Rental homes that are structurally safe and well-maintained, well-ventilated, free of pests and contaminants, and accessible for those with disabilities are essential for the health, safety, and wellbeing of their occupants. Yet, with many property owners reducing operating expenses and deferring maintenance during the pandemic, the rental housing stock is in danger of falling further into disrepair. If landlords also reduce investments in critical capital improvements such as roof replacements or HVAC upgrades, concerns will only grow for the negative health impacts of households living in inadequate rental homes. Worsening housing conditions would disproportionately impact the health and safety of the nation’s most vulnerable renters including those who are older, have lower incomes, and those with serious health conditions or disabilities.

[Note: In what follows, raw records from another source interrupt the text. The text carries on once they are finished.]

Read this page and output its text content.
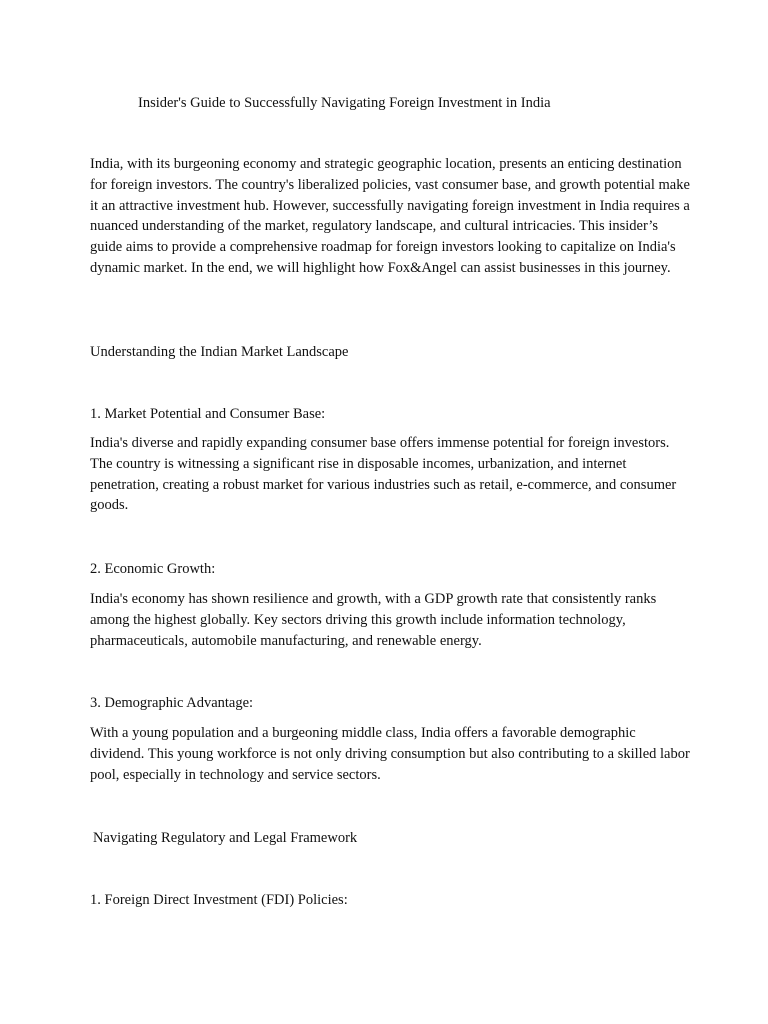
Insider's Guide to Successfully Navigating Foreign Investment in India

India, with its burgeoning economy and strategic geographic location, presents an enticing destination for foreign investors. The country's liberalized policies, vast consumer base, and growth potential make it an attractive investment hub. However, successfully navigating foreign investment in India requires a nuanced understanding of the market, regulatory landscape, and cultural intricacies. This insider’s guide aims to provide a comprehensive roadmap for foreign investors looking to capitalize on India's dynamic market. In the end, we will highlight how Fox&Angel can assist businesses in this journey.

Understanding the Indian Market Landscape
1. Market Potential and Consumer Base:

India's diverse and rapidly expanding consumer base offers immense potential for foreign investors. The country is witnessing a significant rise in disposable incomes, urbanization, and internet penetration, creating a robust market for various industries such as retail, e-commerce, and consumer goods.

2. Economic Growth:

India's economy has shown resilience and growth, with a GDP growth rate that consistently ranks among the highest globally. Key sectors driving this growth include information technology, pharmaceuticals, automobile manufacturing, and renewable energy.

3. Demographic Advantage:

With a young population and a burgeoning middle class, India offers a favorable demographic dividend. This young workforce is not only driving consumption but also contributing to a skilled labor pool, especially in technology and service sectors.

Navigating Regulatory and Legal Framework
1. Foreign Direct Investment (FDI) Policies:
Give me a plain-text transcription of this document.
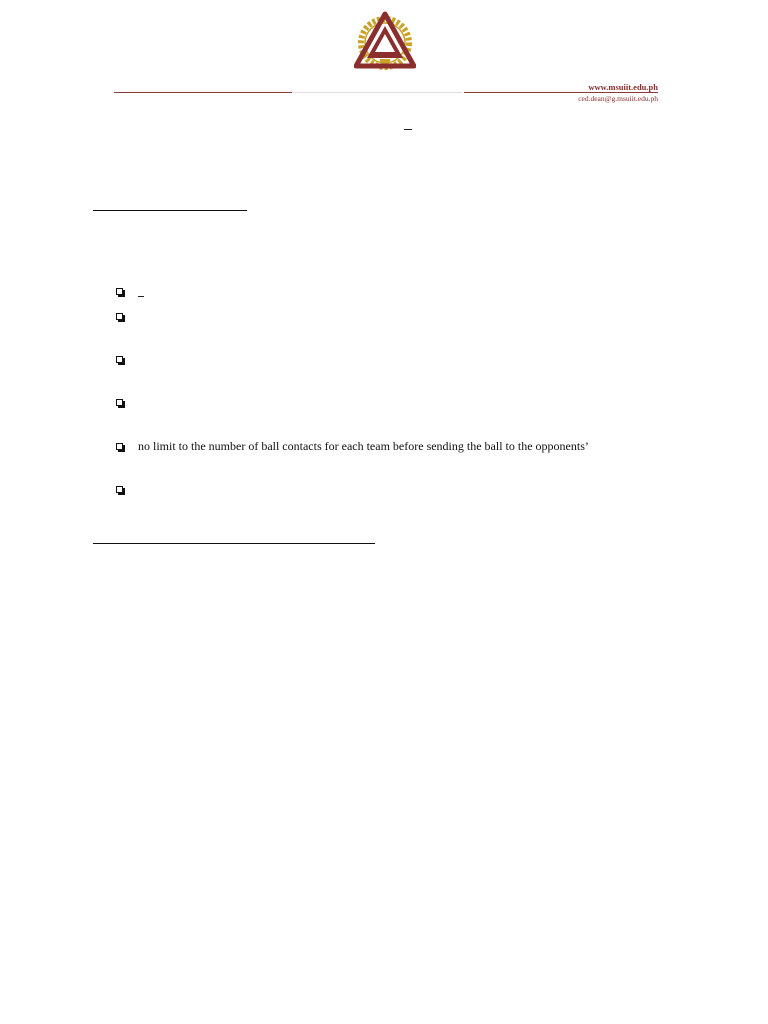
www.msuiit.edu.ph
ced.dean@g.msuiit.edu.ph
no limit to the number of ball contacts for each team before sending the ball to the opponents’
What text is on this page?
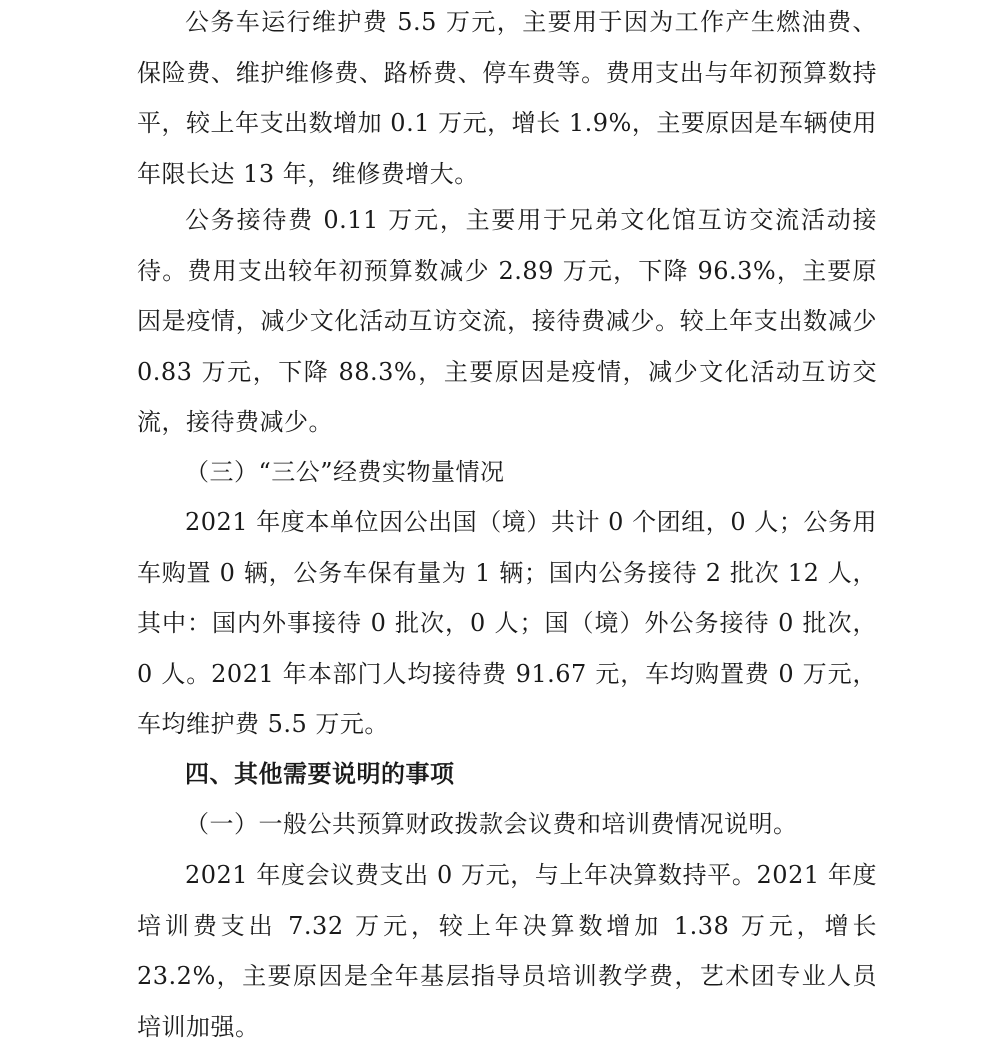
公务车运行维护费 5.5 万元，主要用于因为工作产生燃油费、保险费、维护维修费、路桥费、停车费等。费用支出与年初预算数持平，较上年支出数增加 0.1 万元，增长 1.9%，主要原因是车辆使用年限长达 13 年，维修费增大。

公务接待费 0.11 万元，主要用于兄弟文化馆互访交流活动接待。费用支出较年初预算数减少 2.89 万元，下降 96.3%，主要原因是疫情，减少文化活动互访交流，接待费减少。较上年支出数减少 0.83 万元，下降 88.3%，主要原因是疫情，减少文化活动互访交流，接待费减少。

（三）“三公”经费实物量情况

2021 年度本单位因公出国（境）共计 0 个团组，0 人；公务用车购置 0 辆，公务车保有量为 1 辆；国内公务接待 2 批次 12 人，其中：国内外事接待 0 批次，0 人；国（境）外公务接待 0 批次，0 人。2021 年本部门人均接待费 91.67 元，车均购置费 0 万元，车均维护费 5.5 万元。

四、其他需要说明的事项

（一）一般公共预算财政拨款会议费和培训费情况说明。

2021 年度会议费支出 0 万元，与上年决算数持平。2021 年度培训费支出 7.32 万元，较上年决算数增加 1.38 万元，增长 23.2%，主要原因是全年基层指导员培训教学费，艺术团专业人员培训加强。
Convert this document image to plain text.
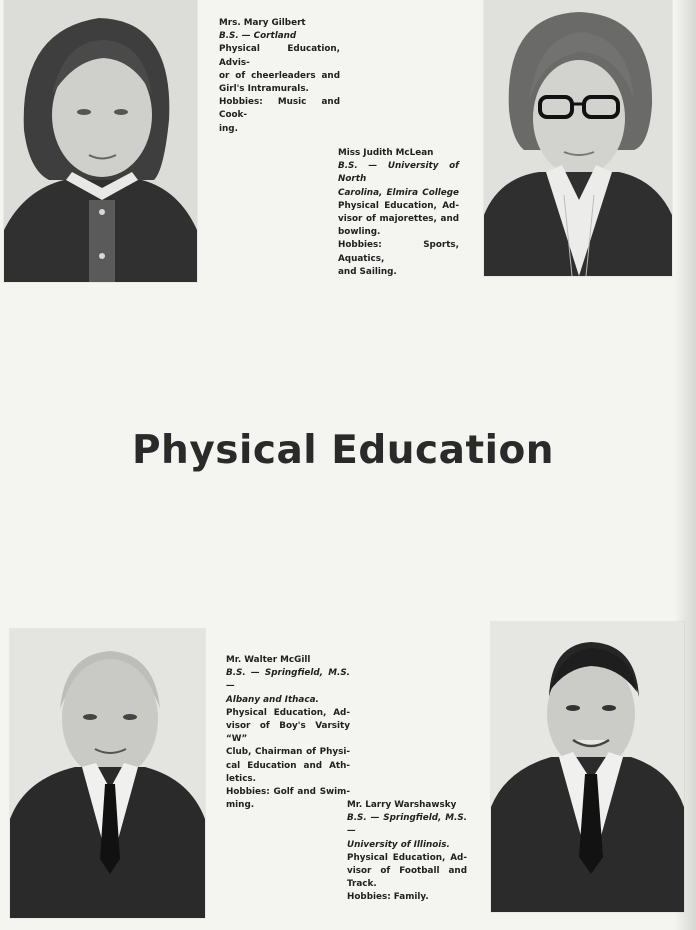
Mrs. Mary Gilbert
B.S. — Cortland
Physical Education, Advis-
or of cheerleaders and
Girl's Intramurals.
Hobbies: Music and Cook-
ing.
Miss Judith McLean
B.S. — University of North
Carolina, Elmira College
Physical Education, Ad-
visor of majorettes, and
bowling.
Hobbies: Sports, Aquatics,
and Sailing.
Physical Education
Mr. Walter McGill
B.S. — Springfield, M.S. —
Albany and Ithaca.
Physical Education, Ad-
visor of Boy's Varsity “W”
Club, Chairman of Physi-
cal Education and Ath-
letics.
Hobbies: Golf and Swim-
ming.	Mr. Larry Warshawsky
B.S. — Springfield, M.S. —
University of Illinois.
Physical Education, Ad-
visor of Football and
Track.
Hobbies: Family.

When renters’ concerns for healthy housing go unaddressed by landlords and property managers for any reason, renters face difficult choices to either remain in unhealthy and inadequate homes or try to find better housing. Among renters with healthy housing concerns, fully 37 percent reported that in recent years their concern caused them or another household member to move or seriously consider moving to another rental unit. Yet, in many cases a renter’s need for hazard remediation or healthy home features may take a back seat to more pressing needs such as maintaining housing affordability or stability. Given widespread income losses, dramatically rising rents, and tightening vacancies across the country since the pandemic, many renter households with concerns for their health would surely struggle to find and afford better, healthier housing. Public efforts to invest in or incentivize the preservation and expansion of the existing affordable rental housing stock must ensure the basic physical adequacy, health, and safety of these rental units as much as the housing cost burden.